In terms of the outcome, the Court dismissed the appeals brought by Mr Ittihadieh and Dr Deer. With respect to the University’s cross-appeal on costs (appeal against the order to pay 75% of Dr Deer’s costs up to the point where the Court ordered further searches), this was also dismissed. The nub of the University’s cross-appeal on costs was that, on a proper construction of the relevant judgments, there had been no finding to the effect that it had acted unlawfully in failing to carry out searches prior to the Recorder’s order. The Court of Appeal rejected this construction as being too narrow (paragraph 174). However, happily for the University, the Court of Appeal also upheld the judge’s decision that there should be a 25% reduction in view of Dr Deer’s “essentially antagonistic” motives in pursuing the SAR claim. Importantly, the fact of the reduction in costs itself indicates that “motive” arguments may come back to haunt an applicant, not only in terms of whether they ultimately obtain relief, but also whether they will face an easy ride on costs even if their claim succeeds.

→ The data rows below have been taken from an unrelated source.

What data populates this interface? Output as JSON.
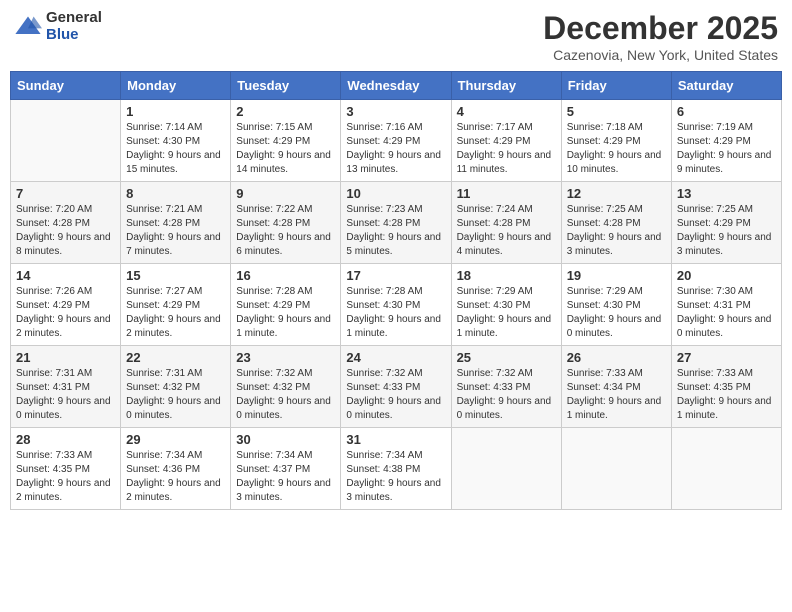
{
  "logo": {
    "general": "General",
    "blue": "Blue"
  },
  "title": "December 2025",
  "location": "Cazenovia, New York, United States",
  "days_of_week": [
    "Sunday",
    "Monday",
    "Tuesday",
    "Wednesday",
    "Thursday",
    "Friday",
    "Saturday"
  ],
  "weeks": [
    [
      {
        "day": "",
        "sunrise": "",
        "sunset": "",
        "daylight": ""
      },
      {
        "day": "1",
        "sunrise": "Sunrise: 7:14 AM",
        "sunset": "Sunset: 4:30 PM",
        "daylight": "Daylight: 9 hours and 15 minutes."
      },
      {
        "day": "2",
        "sunrise": "Sunrise: 7:15 AM",
        "sunset": "Sunset: 4:29 PM",
        "daylight": "Daylight: 9 hours and 14 minutes."
      },
      {
        "day": "3",
        "sunrise": "Sunrise: 7:16 AM",
        "sunset": "Sunset: 4:29 PM",
        "daylight": "Daylight: 9 hours and 13 minutes."
      },
      {
        "day": "4",
        "sunrise": "Sunrise: 7:17 AM",
        "sunset": "Sunset: 4:29 PM",
        "daylight": "Daylight: 9 hours and 11 minutes."
      },
      {
        "day": "5",
        "sunrise": "Sunrise: 7:18 AM",
        "sunset": "Sunset: 4:29 PM",
        "daylight": "Daylight: 9 hours and 10 minutes."
      },
      {
        "day": "6",
        "sunrise": "Sunrise: 7:19 AM",
        "sunset": "Sunset: 4:29 PM",
        "daylight": "Daylight: 9 hours and 9 minutes."
      }
    ],
    [
      {
        "day": "7",
        "sunrise": "Sunrise: 7:20 AM",
        "sunset": "Sunset: 4:28 PM",
        "daylight": "Daylight: 9 hours and 8 minutes."
      },
      {
        "day": "8",
        "sunrise": "Sunrise: 7:21 AM",
        "sunset": "Sunset: 4:28 PM",
        "daylight": "Daylight: 9 hours and 7 minutes."
      },
      {
        "day": "9",
        "sunrise": "Sunrise: 7:22 AM",
        "sunset": "Sunset: 4:28 PM",
        "daylight": "Daylight: 9 hours and 6 minutes."
      },
      {
        "day": "10",
        "sunrise": "Sunrise: 7:23 AM",
        "sunset": "Sunset: 4:28 PM",
        "daylight": "Daylight: 9 hours and 5 minutes."
      },
      {
        "day": "11",
        "sunrise": "Sunrise: 7:24 AM",
        "sunset": "Sunset: 4:28 PM",
        "daylight": "Daylight: 9 hours and 4 minutes."
      },
      {
        "day": "12",
        "sunrise": "Sunrise: 7:25 AM",
        "sunset": "Sunset: 4:28 PM",
        "daylight": "Daylight: 9 hours and 3 minutes."
      },
      {
        "day": "13",
        "sunrise": "Sunrise: 7:25 AM",
        "sunset": "Sunset: 4:29 PM",
        "daylight": "Daylight: 9 hours and 3 minutes."
      }
    ],
    [
      {
        "day": "14",
        "sunrise": "Sunrise: 7:26 AM",
        "sunset": "Sunset: 4:29 PM",
        "daylight": "Daylight: 9 hours and 2 minutes."
      },
      {
        "day": "15",
        "sunrise": "Sunrise: 7:27 AM",
        "sunset": "Sunset: 4:29 PM",
        "daylight": "Daylight: 9 hours and 2 minutes."
      },
      {
        "day": "16",
        "sunrise": "Sunrise: 7:28 AM",
        "sunset": "Sunset: 4:29 PM",
        "daylight": "Daylight: 9 hours and 1 minute."
      },
      {
        "day": "17",
        "sunrise": "Sunrise: 7:28 AM",
        "sunset": "Sunset: 4:30 PM",
        "daylight": "Daylight: 9 hours and 1 minute."
      },
      {
        "day": "18",
        "sunrise": "Sunrise: 7:29 AM",
        "sunset": "Sunset: 4:30 PM",
        "daylight": "Daylight: 9 hours and 1 minute."
      },
      {
        "day": "19",
        "sunrise": "Sunrise: 7:29 AM",
        "sunset": "Sunset: 4:30 PM",
        "daylight": "Daylight: 9 hours and 0 minutes."
      },
      {
        "day": "20",
        "sunrise": "Sunrise: 7:30 AM",
        "sunset": "Sunset: 4:31 PM",
        "daylight": "Daylight: 9 hours and 0 minutes."
      }
    ],
    [
      {
        "day": "21",
        "sunrise": "Sunrise: 7:31 AM",
        "sunset": "Sunset: 4:31 PM",
        "daylight": "Daylight: 9 hours and 0 minutes."
      },
      {
        "day": "22",
        "sunrise": "Sunrise: 7:31 AM",
        "sunset": "Sunset: 4:32 PM",
        "daylight": "Daylight: 9 hours and 0 minutes."
      },
      {
        "day": "23",
        "sunrise": "Sunrise: 7:32 AM",
        "sunset": "Sunset: 4:32 PM",
        "daylight": "Daylight: 9 hours and 0 minutes."
      },
      {
        "day": "24",
        "sunrise": "Sunrise: 7:32 AM",
        "sunset": "Sunset: 4:33 PM",
        "daylight": "Daylight: 9 hours and 0 minutes."
      },
      {
        "day": "25",
        "sunrise": "Sunrise: 7:32 AM",
        "sunset": "Sunset: 4:33 PM",
        "daylight": "Daylight: 9 hours and 0 minutes."
      },
      {
        "day": "26",
        "sunrise": "Sunrise: 7:33 AM",
        "sunset": "Sunset: 4:34 PM",
        "daylight": "Daylight: 9 hours and 1 minute."
      },
      {
        "day": "27",
        "sunrise": "Sunrise: 7:33 AM",
        "sunset": "Sunset: 4:35 PM",
        "daylight": "Daylight: 9 hours and 1 minute."
      }
    ],
    [
      {
        "day": "28",
        "sunrise": "Sunrise: 7:33 AM",
        "sunset": "Sunset: 4:35 PM",
        "daylight": "Daylight: 9 hours and 2 minutes."
      },
      {
        "day": "29",
        "sunrise": "Sunrise: 7:34 AM",
        "sunset": "Sunset: 4:36 PM",
        "daylight": "Daylight: 9 hours and 2 minutes."
      },
      {
        "day": "30",
        "sunrise": "Sunrise: 7:34 AM",
        "sunset": "Sunset: 4:37 PM",
        "daylight": "Daylight: 9 hours and 3 minutes."
      },
      {
        "day": "31",
        "sunrise": "Sunrise: 7:34 AM",
        "sunset": "Sunset: 4:38 PM",
        "daylight": "Daylight: 9 hours and 3 minutes."
      },
      {
        "day": "",
        "sunrise": "",
        "sunset": "",
        "daylight": ""
      },
      {
        "day": "",
        "sunrise": "",
        "sunset": "",
        "daylight": ""
      },
      {
        "day": "",
        "sunrise": "",
        "sunset": "",
        "daylight": ""
      }
    ]
  ]
}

And what does this all mean? Well of course it means that we are by no means at the end of the road when it comes to heavily contested litigation over the application of the SAR regime.

As ever, 11KBW was heavily involved in the appeal: Robin Hopkins appeared for the defendant in Ittihadieh (instructed by Stitt & Co); Timothy Pitt-Payne QC appeared for the University; Julian Milford and Christopher Knight appeared for the ICO, who intervened in the appeal.